The planned alteration to the network, known in crypto jargon as EIP-1559, “is very popular among Ethereum users as it potentially makes Ethereum a deflationary asset,” Ben Edgington, a developer at ConsenSys, a company closely involved in the network, said on Tuesday.

Ethereum developers approved significant changes to the network that runs the ether cryptocurrency earlier in March. They are set to overhaul the current system under which users send tokens to miners to pay for transactions to be completed in a kind of auction process.

The changes have sparked anger among miners, however, as they would reduce the fees they receive. Some have even proposed a form of strike.

Yet developers say users support the changes, partly because the reduction in coins could lead to the price of ether rising sharply. Ether traded at around $1,800 on Wednesday. The token has gained around 145% so far this year.

Dan Finlay, lead developer on popular Ethereum wallet MetaMask, said: “Its purpose is to provide a more predictable transaction pricing system that reduces overpayment, and has some deflationary economics as a side benefit.”

Under the changes, which will likely come into force in July, users will send a base transaction fee to the network that would then destroy or “burn” ether tokens, thereby reducing the number of coins in circulation.

It will move the system away from the current mechanism, in which users have to bid to have their transactions included in blocks by miners, which can make fees very costly at times.
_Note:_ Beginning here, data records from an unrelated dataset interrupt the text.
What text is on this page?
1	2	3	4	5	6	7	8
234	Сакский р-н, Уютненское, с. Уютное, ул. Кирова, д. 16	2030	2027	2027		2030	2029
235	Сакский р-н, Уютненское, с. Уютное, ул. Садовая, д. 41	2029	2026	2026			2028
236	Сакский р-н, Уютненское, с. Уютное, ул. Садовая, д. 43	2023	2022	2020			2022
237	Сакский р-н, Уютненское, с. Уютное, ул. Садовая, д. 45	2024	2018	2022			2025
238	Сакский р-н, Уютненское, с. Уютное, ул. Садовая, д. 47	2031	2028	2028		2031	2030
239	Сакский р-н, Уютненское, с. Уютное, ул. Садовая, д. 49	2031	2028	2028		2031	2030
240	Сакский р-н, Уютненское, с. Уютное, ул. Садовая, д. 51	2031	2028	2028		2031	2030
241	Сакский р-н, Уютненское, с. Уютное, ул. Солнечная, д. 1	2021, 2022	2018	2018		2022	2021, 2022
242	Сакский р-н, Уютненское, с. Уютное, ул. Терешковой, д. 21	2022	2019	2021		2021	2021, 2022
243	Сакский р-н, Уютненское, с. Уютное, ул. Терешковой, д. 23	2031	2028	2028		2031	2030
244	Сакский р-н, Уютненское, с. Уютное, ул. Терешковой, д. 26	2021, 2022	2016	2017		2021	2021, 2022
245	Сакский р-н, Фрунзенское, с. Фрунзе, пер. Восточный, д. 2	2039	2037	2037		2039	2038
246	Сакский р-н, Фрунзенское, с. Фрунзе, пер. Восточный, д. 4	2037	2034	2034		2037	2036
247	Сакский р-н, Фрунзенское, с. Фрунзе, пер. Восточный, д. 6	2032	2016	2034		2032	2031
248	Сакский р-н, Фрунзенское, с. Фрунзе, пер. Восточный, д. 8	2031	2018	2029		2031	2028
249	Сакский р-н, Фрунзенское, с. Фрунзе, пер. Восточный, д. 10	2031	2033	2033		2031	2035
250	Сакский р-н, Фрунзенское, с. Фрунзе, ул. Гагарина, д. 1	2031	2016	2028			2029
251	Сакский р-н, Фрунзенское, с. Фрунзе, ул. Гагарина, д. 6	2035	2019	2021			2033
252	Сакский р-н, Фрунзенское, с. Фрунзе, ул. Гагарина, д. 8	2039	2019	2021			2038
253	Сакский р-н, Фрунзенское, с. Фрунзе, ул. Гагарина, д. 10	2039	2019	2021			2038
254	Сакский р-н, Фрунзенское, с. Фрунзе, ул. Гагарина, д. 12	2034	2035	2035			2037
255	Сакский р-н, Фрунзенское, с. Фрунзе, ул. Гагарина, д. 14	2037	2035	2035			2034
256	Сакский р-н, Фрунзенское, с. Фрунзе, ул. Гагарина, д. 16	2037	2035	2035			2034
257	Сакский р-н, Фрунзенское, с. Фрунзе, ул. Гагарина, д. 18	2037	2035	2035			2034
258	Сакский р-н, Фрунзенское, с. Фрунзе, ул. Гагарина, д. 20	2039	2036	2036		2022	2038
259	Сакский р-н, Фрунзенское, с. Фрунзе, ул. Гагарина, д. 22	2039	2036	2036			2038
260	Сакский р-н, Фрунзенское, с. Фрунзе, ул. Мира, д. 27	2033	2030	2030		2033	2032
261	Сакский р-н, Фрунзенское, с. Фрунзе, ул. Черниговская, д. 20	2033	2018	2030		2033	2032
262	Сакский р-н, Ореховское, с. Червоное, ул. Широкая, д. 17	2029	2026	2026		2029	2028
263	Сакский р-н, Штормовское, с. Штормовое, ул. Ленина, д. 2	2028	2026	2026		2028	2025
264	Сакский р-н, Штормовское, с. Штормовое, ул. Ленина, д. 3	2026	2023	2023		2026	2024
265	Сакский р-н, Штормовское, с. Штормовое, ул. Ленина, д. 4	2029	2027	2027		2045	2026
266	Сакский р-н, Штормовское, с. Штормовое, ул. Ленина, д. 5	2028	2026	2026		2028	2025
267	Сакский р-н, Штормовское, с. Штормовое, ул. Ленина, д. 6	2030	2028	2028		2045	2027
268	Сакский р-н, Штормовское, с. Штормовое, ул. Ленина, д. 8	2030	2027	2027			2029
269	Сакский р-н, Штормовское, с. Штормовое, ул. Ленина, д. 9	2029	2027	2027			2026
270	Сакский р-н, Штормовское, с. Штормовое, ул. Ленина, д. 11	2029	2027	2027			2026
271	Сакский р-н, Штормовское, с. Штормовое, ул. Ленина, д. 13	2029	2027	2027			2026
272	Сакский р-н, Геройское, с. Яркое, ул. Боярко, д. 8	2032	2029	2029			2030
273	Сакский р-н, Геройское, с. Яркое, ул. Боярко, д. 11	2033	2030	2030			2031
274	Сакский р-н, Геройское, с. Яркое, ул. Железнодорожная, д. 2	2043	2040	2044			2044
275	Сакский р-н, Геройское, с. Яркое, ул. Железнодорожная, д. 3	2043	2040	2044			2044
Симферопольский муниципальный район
Edgington said these issues are “a significant problem for the usability of Ethereum and a barrier to the broader adoption of Ethereum by non-specialists.”

Lex Sokolin, co-head of fintech at ConsenSys, said the changes will take the network fees “from having an unpredictable and unbounded pricing mechanism to something that is much more predictable.”

The anonymous founder of Pylon, a major North American ether miner, said there was a lot of “turmoil” in the Ethereum world. They said miners had spent time and money building facilities, and now could be faced with heavy losses due to the changes.

“It goes back to the point [that] developers don’t mine, so they could care less about a miner, and miners don’t develop, so they could care less about reducing the congestion,” they said.

Some ether miners threatened to effectively go on strike, or try to disrupt the system in other ways in protest at the changes.

But there are signs of peace breaking out, with miners proposing their own EIP - which stands for Ethereum improvement proposal - that would raise their rewards and gradually lower them.